Croft’s Hill cops need help | Dalley takes crime concern to parliamentOctober 16, 2019
Member of Parliament for Clarendon Northern, Horace Dalley, yesterday told parliament that his constituency has seen an increase in crime since the state of emergency (SOE) took effect there on September 5, adding that the police have not received any additional vehicles and manpower.
He noted that the Croft’s Hill Police, for example, still have a single service vehicle covering a relatively large number of communities.
“The same one motor vehicle is at Croft’s Hill Police Station; 15 policemen and women are stationed there,” he told the parliament.
Dalley explained that the Croft’s Hill Police would, for example, take about an hour to travel on bad roads from their station to Brandon Hill district, where a woman – Janise Simpson – was shot dead last Saturday night.
He further noted that the Croft’s Hill station is relatively far away from others.
“The nearest other one (police station) is down in Chapelton; the next one is in Frankfield; the next one in Cave Valley, and yet the Croft’s Hill police are not given extra manpower and extra mobility,” Dalley lamented.
He reasoned that criminals are probably fleeing areas that now have a high concentration of police and soldiers, and are taking refuge in his constituency.
He said there is no sign of the SOE being in effect in Clarendon Northern – except for the early closure of businesses and party venues.
“In a state of emergency, which is supposed to be a shock and awe for a period of time, we want to see some presence, some cordon and search, some activities by the security forces, some intelligence,” Dalley appealed.
He added: “Notwithstanding the state of emergency, the crime in my constituency has gone up.”
Dalley noted the gun murder of Janise Simpson and wounding of a man at Turtle Pond on October 12, as well as a robbery by men in police uniform at Ludlow on September 16.
Notwithstanding his concerns, the parliamentarian yesterday supported the extension of the SOE in Clarendon until January next year.
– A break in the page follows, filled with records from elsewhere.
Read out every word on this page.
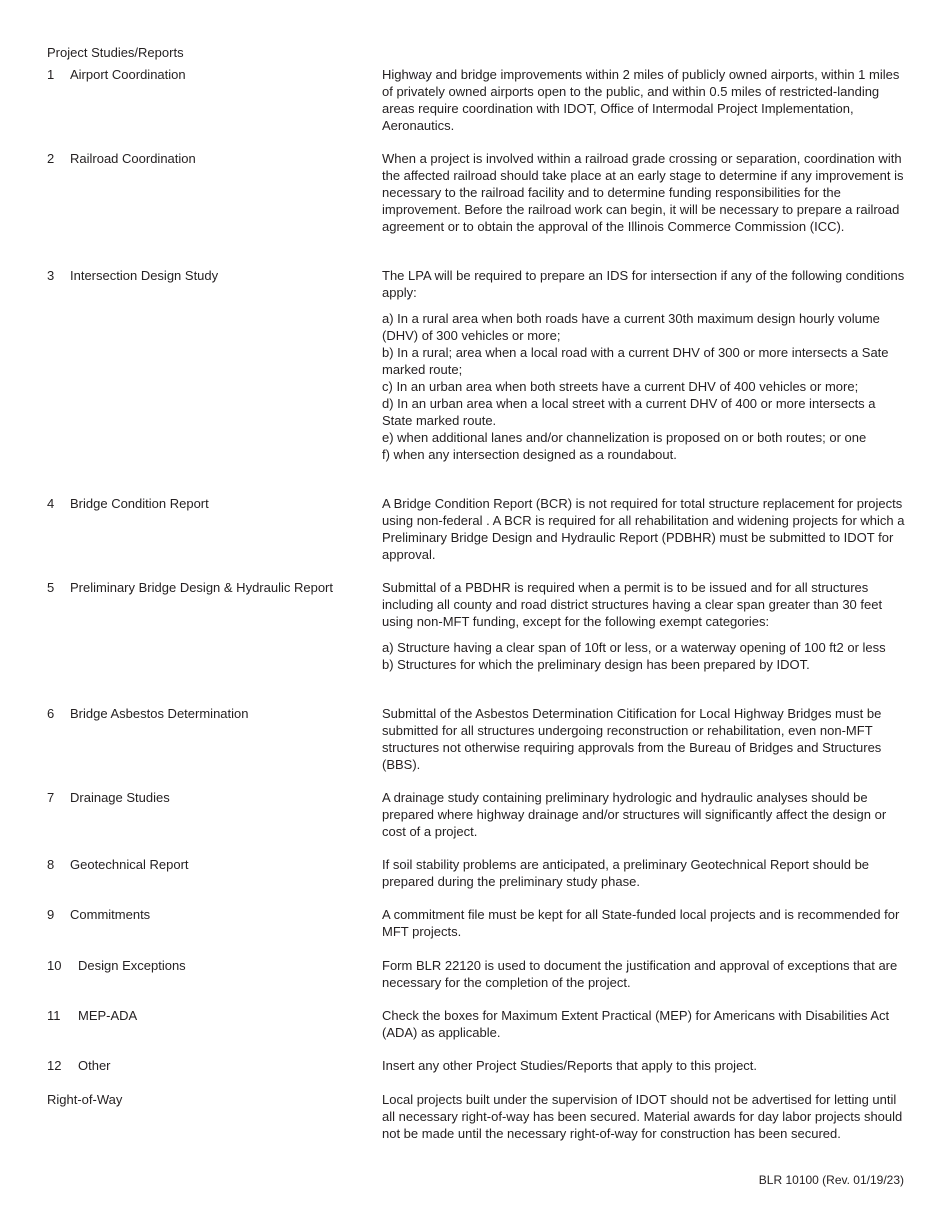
Project Studies/Reports
1 Airport Coordination	Highway and bridge improvements within 2 miles of publicly owned airports, within 1 miles of privately owned airports open to the public, and within 0.5 miles of restricted-landing areas require coordination with IDOT, Office of Intermodal Project Implementation, Aeronautics.

2 Railroad Coordination	When a project is involved within a railroad grade crossing or separation, coordination with the affected railroad should take place at an early stage to determine if any improvement is necessary to the railroad facility and to determine funding responsibilities for the improvement. Before the railroad work can begin, it will be necessary to prepare a railroad agreement or to obtain the approval of the Illinois Commerce Commission (ICC).

3 Intersection Design Study	The LPA will be required to prepare an IDS for intersection if any of the following conditions apply:

a) In a rural area when both roads have a current 30th maximum design hourly volume (DHV) of 300 vehicles or more;

b) In a rural; area when a local road with a current DHV of 300 or more intersects a Sate marked route;

c) In an urban area when both streets have a current DHV of 400 vehicles or more;

d) In an urban area when a local street with a current DHV of 400 or more intersects a State marked route.

e) when additional lanes and/or channelization is proposed on or both routes; or one

f) when any intersection designed as a roundabout.

4 Bridge Condition Report	A Bridge Condition Report (BCR) is not required for total structure replacement for projects using non-federal . A BCR is required for all rehabilitation and widening projects for which a Preliminary Bridge Design and Hydraulic Report (PDBHR) must be submitted to IDOT for approval.

5 Preliminary Bridge Design & Hydraulic Report	Submittal of a PBDHR is required when a permit is to be issued and for all structures including all county and road district structures having a clear span greater than 30 feet using non-MFT funding, except for the following exempt categories:

a) Structure having a clear span of 10ft or less, or a waterway opening of 100 ft2 or less

b) Structures for which the preliminary design has been prepared by IDOT.

6 Bridge Asbestos Determination	Submittal of the Asbestos Determination Citification for Local Highway Bridges must be submitted for all structures undergoing reconstruction or rehabilitation, even non-MFT structures not otherwise requiring approvals from the Bureau of Bridges and Structures (BBS).

7 Drainage Studies	A drainage study containing preliminary hydrologic and hydraulic analyses should be prepared where highway drainage and/or structures will significantly affect the design or cost of a project.

8 Geotechnical Report	If soil stability problems are anticipated, a preliminary Geotechnical Report should be prepared during the preliminary study phase.

9 Commitments	A commitment file must be kept for all State-funded local projects and is recommended for MFT projects.

10 Design Exceptions	Form BLR 22120 is used to document the justification and approval of exceptions that are necessary for the completion of the project.

11 MEP-ADA	Check the boxes for Maximum Extent Practical (MEP) for Americans with Disabilities Act (ADA) as applicable.

12 Other	Insert any other Project Studies/Reports that apply to this project.

Right-of-Way	Local projects built under the supervision of IDOT should not be advertised for letting until all necessary right-of-way has been secured. Material awards for day labor projects should not be made until the necessary right-of-way for construction has been secured.

BLR 10100 (Rev. 01/19/23)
He said his vote reflects the sentiments he gauged in his constituency.
Prime Minister Andrew Holness, in the meantime, told parliament that, since the state of emergency took effect in Clarendon, the parish has seen a decline in murders.
“Murders and shooting in the police division of Clarendon have reduced by 80 percent and 75 percent [respectively]. So, in the 34 days [of the SOE] in Clarendon, three murders were recorded compared to the same period last year when we had 15,” the prime minister further said.